Sylvia adjusted her chin-length bob back into a ponytail. She sucked her cheeks. “Everybody else says I look good.”
“They don’t say young, do they?”
Sylvia cut her eyes at Lana. “JJ thought Marcus was my boyfriend.”
“Hmm.” Lana laughed. “I should just keep my mouth closed.”
“I’ve got too much on my mind today. I feel like I’ve wasted my life.” Sylvia glanced up a Lana to gauge her reaction. She had not meant to say the exact thing she was thinking.
“Well stand outside. The last think I need is bad juju.”
“I can’t tell you nothing can I?” Sylvia snorted. “The Simmy’s light was still on when I rode through town. You going before they close?”
“I haven’t been in that nasty place for fifteen years and I see no reason to end the streak.” Lana peered out the window. She had to crane her neck to see the lit sign. Years ago when Lana was young, she stood with her mother at the Simmy’s pick-up window. Even from their vantage point outside the building they could see the white diners inside, the cheap Formica-topped tables, the glint of silver napkin holders and ketchup bottles visible through the commerce in the kitchen. “Did somebody die, do you know?” Lan
a asked.
“Who knows what the real story is. The kids don’t want to do it. Too much work. I don’t go in there anyway.” Sylvia couldn’t remember the last time she wanted to go into Simmy’s.
“What do you care then?”
“I don’t. I’m just making conversation. I don’t care,” Sylvia said, but she couldn’t put into words that she was glad to have outlasted the place. Not managing to die had become a triumph.
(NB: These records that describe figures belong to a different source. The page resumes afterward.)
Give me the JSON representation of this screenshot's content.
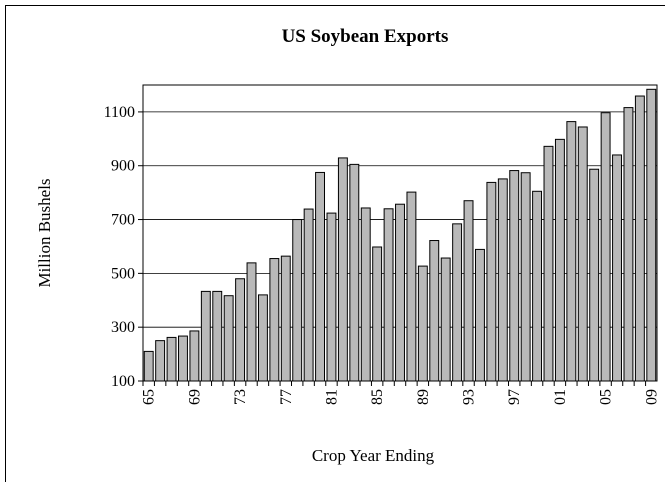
{
  "chart_data": {
    "type": "bar",
    "title": "US Soybean Exports",
    "xlabel": "Crop Year Ending",
    "ylabel": "Million Bushels",
    "ylim": [
      100,
      1200
    ],
    "yticks": [
      100,
      300,
      500,
      700,
      900,
      1100
    ],
    "grid": true,
    "legend": "none",
    "bar_color": "#b9b9b9",
    "categories": [
      "65",
      "66",
      "67",
      "68",
      "69",
      "70",
      "71",
      "72",
      "73",
      "74",
      "75",
      "76",
      "77",
      "78",
      "79",
      "80",
      "81",
      "82",
      "83",
      "84",
      "85",
      "86",
      "87",
      "88",
      "89",
      "90",
      "91",
      "92",
      "93",
      "94",
      "95",
      "96",
      "97",
      "98",
      "99",
      "00",
      "01",
      "02",
      "03",
      "04",
      "05",
      "06",
      "07",
      "08",
      "09"
    ],
    "xtick_labels": [
      "65",
      "69",
      "73",
      "77",
      "81",
      "85",
      "89",
      "93",
      "97",
      "01",
      "05",
      "09"
    ],
    "values": [
      210,
      250,
      262,
      267,
      286,
      433,
      433,
      417,
      480,
      539,
      420,
      555,
      564,
      700,
      739,
      875,
      724,
      929,
      905,
      743,
      598,
      740,
      757,
      802,
      527,
      622,
      557,
      684,
      770,
      589,
      838,
      851,
      882,
      874,
      805,
      972,
      998,
      1064,
      1044,
      887,
      1097,
      940,
      1116,
      1159,
      1184
    ]
  }
}
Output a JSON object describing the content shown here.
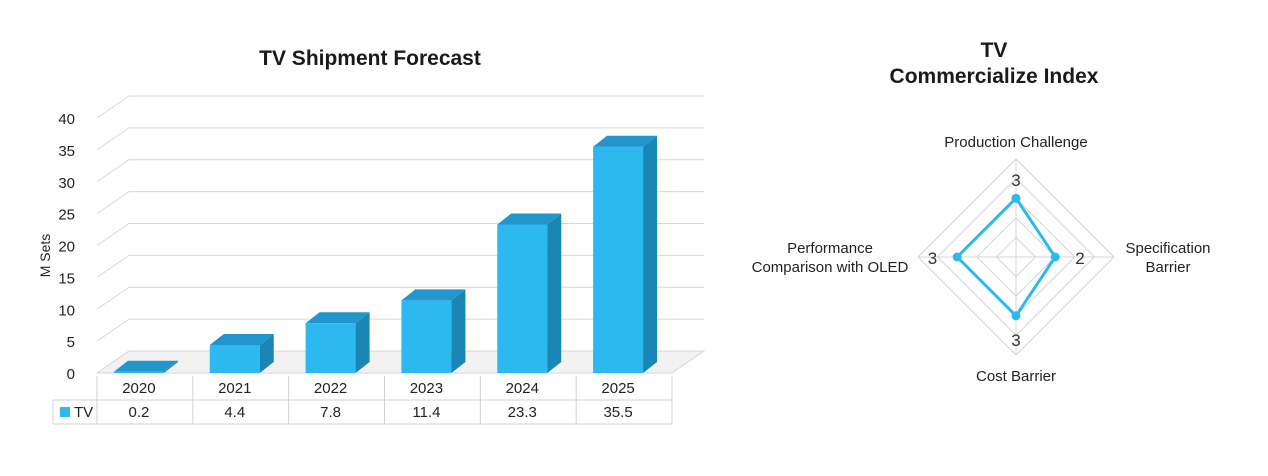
{
  "charts": [
    {
      "type": "bar",
      "title": "TV Shipment Forecast",
      "ylabel": "M Sets",
      "xlabel": "",
      "ylim": [
        0,
        40
      ],
      "yticks": [
        0,
        5,
        10,
        15,
        20,
        25,
        30,
        35,
        40
      ],
      "categories": [
        "2020",
        "2021",
        "2022",
        "2023",
        "2024",
        "2025"
      ],
      "series": [
        {
          "name": "TV",
          "values": [
            0.2,
            4.4,
            7.8,
            11.4,
            23.3,
            35.5
          ],
          "color": "#2EB8F0"
        }
      ],
      "grid": true,
      "data_table": true
    },
    {
      "type": "radar",
      "title_lines": [
        "TV",
        "Commercialize Index"
      ],
      "axes": [
        "Production Challenge",
        "Specification Barrier",
        "Cost Barrier",
        "Performance Comparison with OLED"
      ],
      "axis_label_lines": [
        [
          "Production Challenge"
        ],
        [
          "Specification",
          "Barrier"
        ],
        [
          "Cost Barrier"
        ],
        [
          "Performance",
          "Comparison with OLED"
        ]
      ],
      "values": [
        3,
        2,
        3,
        3
      ],
      "range": [
        0,
        5
      ],
      "grid": true,
      "color": "#2EB8F0"
    }
  ]
}
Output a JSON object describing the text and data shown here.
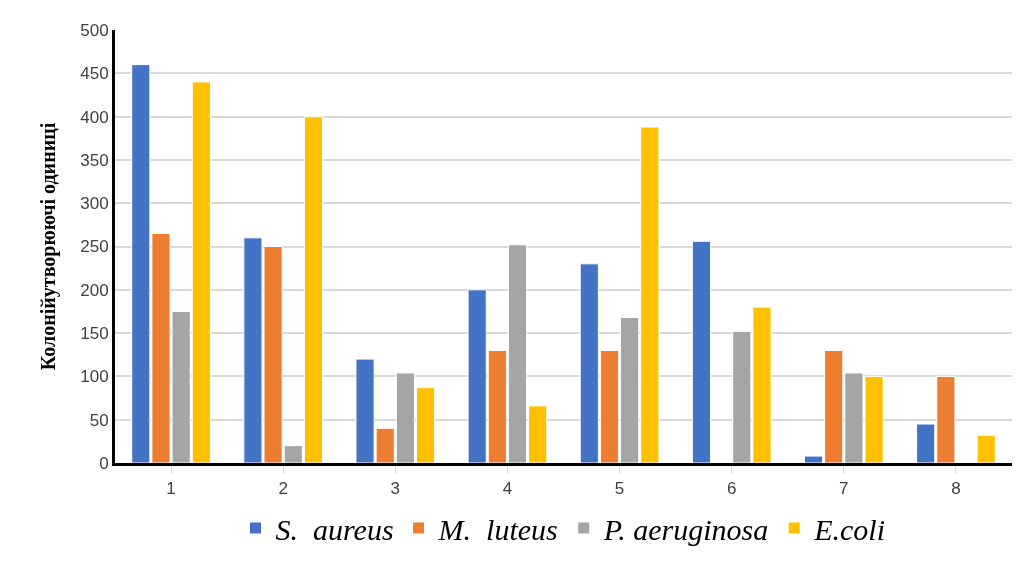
{
  "chart_data": {
    "type": "bar",
    "ylabel": "Колонійутворюючі одиниці",
    "categories": [
      "1",
      "2",
      "3",
      "4",
      "5",
      "6",
      "7",
      "8"
    ],
    "series": [
      {
        "name": "S.  aureus",
        "color": "#4472c4",
        "values": [
          460,
          260,
          120,
          200,
          230,
          256,
          8,
          45
        ]
      },
      {
        "name": "M.  luteus",
        "color": "#ed7d31",
        "values": [
          265,
          250,
          40,
          130,
          130,
          null,
          130,
          100
        ]
      },
      {
        "name": "P. aeruginosa",
        "color": "#a5a5a5",
        "values": [
          175,
          20,
          104,
          252,
          168,
          152,
          104,
          null
        ]
      },
      {
        "name": "E.coli",
        "color": "#ffc000",
        "values": [
          440,
          400,
          87,
          66,
          388,
          180,
          100,
          32
        ]
      }
    ],
    "ylim": [
      0,
      500
    ],
    "yticks": [
      0,
      50,
      100,
      150,
      200,
      250,
      300,
      350,
      400,
      450,
      500
    ],
    "grid": "y",
    "legend": "bottom"
  }
}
“I sure as hell don’t. It looked like a fifties whore in there as worn and tacky.” Lana said.
“A fifties whore? Do you even hear yourself?”
“You know what I mean. Places today can’t look nasty, but back then we just made do. Reused everything. Somebody would hand you a chipped plate in a minute. Can you imagine if you went to a restaurant today and got a chipped anything?”
“How did I get this started?”
“You know I’m right,” Lana said. “But you know what? They don’t want me and I don’t want them. I know it was a long time ago, but I don’t go where I’m not wanted.”
Sylvia laughed, “That doesn’t leave you many places does it?”
“You know I’m right,” Lana chuckled.
“I have to agree or die so I agree.”
“Don’t be right, heifer. That’s up to you,” Lana said.
“End of an era. But you know what they say? You can love a crippled mule if it stays around long enough.”
“Nobody says that but you, Sylvia.”
The past had started erasing behind Sylvia like in a cartoon. Her life as a girl; the lives of her parents; her son; all disappearing as if they had never been. Giving up the pain and exclusion and meant also losing years of her life. The trick was cutting out the bad like a tumor, hoping the nasty had not spread into the rest of your thinking. Cutting it out, but somehow managing to survive. Isn’t that always the trick? “Mama used to love Simmy’s. You remember that. She wanted one of those big burgers when she was dying, but I don’t think she took more than a bite or two. I’m the one had to go get it.” In a small town your dead mother haunts nearly every corner, turning up in a thousand places you don’t expect. At first she scared you, her face, her smell, a memory of her at the laundromat, at the post office. But soon you delighted in her presence. You remembered her kind moments and her happiness. But in time, as the years progressed you recalled her in the meat of her life, in her ordinary days, the ways she normally existed. You remembered her anger, every-ready, that she gripped like a lifeline. You remembered her ability to ignore you, her pleading child, ignore you and your pain completely.